9e congrès panhellénique et international des professeurs de français, Athens, Yunanistan, 20 - 23 Ekim 2016, ss.1

  • Basıldığı Şehir: Athens
  • Basıldığı Ülke: Yunanistan
  • Sayfa Sayıları: ss.1

Özet

En raison des conflits et des guerres, le flux migratoire est devenu un phénomène indéniable avec lequel il nous faut composer et gérer intelligemment. L’un des problèmes importants vécus par les immigrés est celui de leur processus d’intégration. L’interculturalisme ne peut-il pas à juste raison devenir un moyen efficace afin d’éviter les « conflits de valeurs » vécus par ces personnes déplacées ? En effet, ces conflits mal gérés peuvent les pousser non seulement à la rupture culturelle et familiale, mais surtout à des sentiments de rejet de leur culture d’origine et à une image négative de soi et des autres.
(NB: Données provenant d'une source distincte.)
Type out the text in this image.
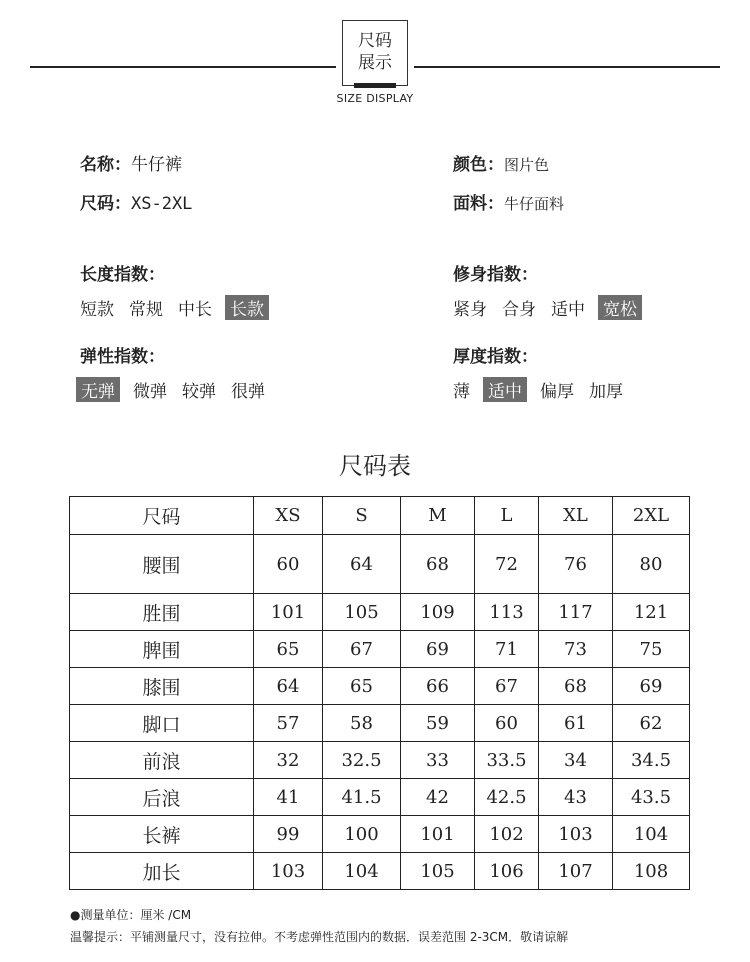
尺码
展示
SIZE DISPLAY
名称：牛仔裤	颜色：图片色
尺码：XS-2XL	面料：牛仔面料
长度指数：
短款 常规 中长 长款
修身指数：
紧身 合身 适中 宽松
弹性指数：
无弹 微弹 较弹 很弹
厚度指数：
薄 适中 偏厚 加厚
尺码表
尺码	XS	S	M	L	XL	2XL
腰围	60	64	68	72	76	80
胜围	101	105	109	113	117	121
脾围	65	67	69	71	73	75
膝围	64	65	66	67	68	69
脚口	57	58	59	60	61	62
前浪	32	32.5	33	33.5	34	34.5
后浪	41	41.5	42	42.5	43	43.5
长裤	99	100	101	102	103	104
加长	103	104	105	106	107	108
●测量单位：厘米 /CM
温馨提示：平铺测量尺寸，没有拉伸。不考虑弹性范围内的数据．误差范围 2-3CM．敬请谅解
Ce sentiment peut les conduire à l’incongruence culturelle qui peut déclencher le découragement, l’anxiété, la dépression et finalement la marginalisation, voire même les délits. 

De surcroit, ces immigrants doivent faire face aux difficultés comme la discrimination, les préjugés, le choc culturel et aux conditions de travail souvent proches de l’exploitation pour survivre sans compter ceux qui sont sans travail et ceux qui restent (volontairement ou non) à l’écart de la société. En plus de vivre des difficultés d’adaptation à un nouveau pays (au sein de ces gens-là ne doivent-ils pas s’adapter à un nouvel environnement social, politique, culturel et linguistique qui leur est complètement étranger au final ? 

L’interculturalisme et l’approche interculturelle ne peuvent-ils pas nous aider justement à mieux saisir toutes ces difficultés de compréhension et d’intégration linguistique qui permettra leur intégration économique, professionnelle et sociale ? L’approche interculturelle ne nous garantit-il pas de mieux combattre les différents obstacles aussi bien social, religieux et culturel ? Et, pour nous enseignants, comment ne pas comprendre ce dont peuvent souffrir ces immigrés, comment ne pas répondre à leurs besoins lorsque la langue n’est pas un simple véhicule de communication mais aussi un dialogue interculturel, une reconnaissance mutuelle, une sorte de contrat social et moral ? Comment garantir ce savoir co-vivre et co-exister indispensable pour notre intercompréhension et notre inter-paix ? Et, comment faire réussir leur intégration sans les marginaliser, sans laisser se dissoudre leur culture d’origine dans une acculturation infructueuse pour eux et pour nous ? D’où provient peut-être la nécessité du FLI (français langue d’intégration) qui veut surtout valoriser la compétence interculturelle visant le tandem « co-culture relationnelle/co-existentielle, co-actionnelle » visant l'acquisition d'une compétence relationnelle et d’un « savoir co-exister » mutuelle.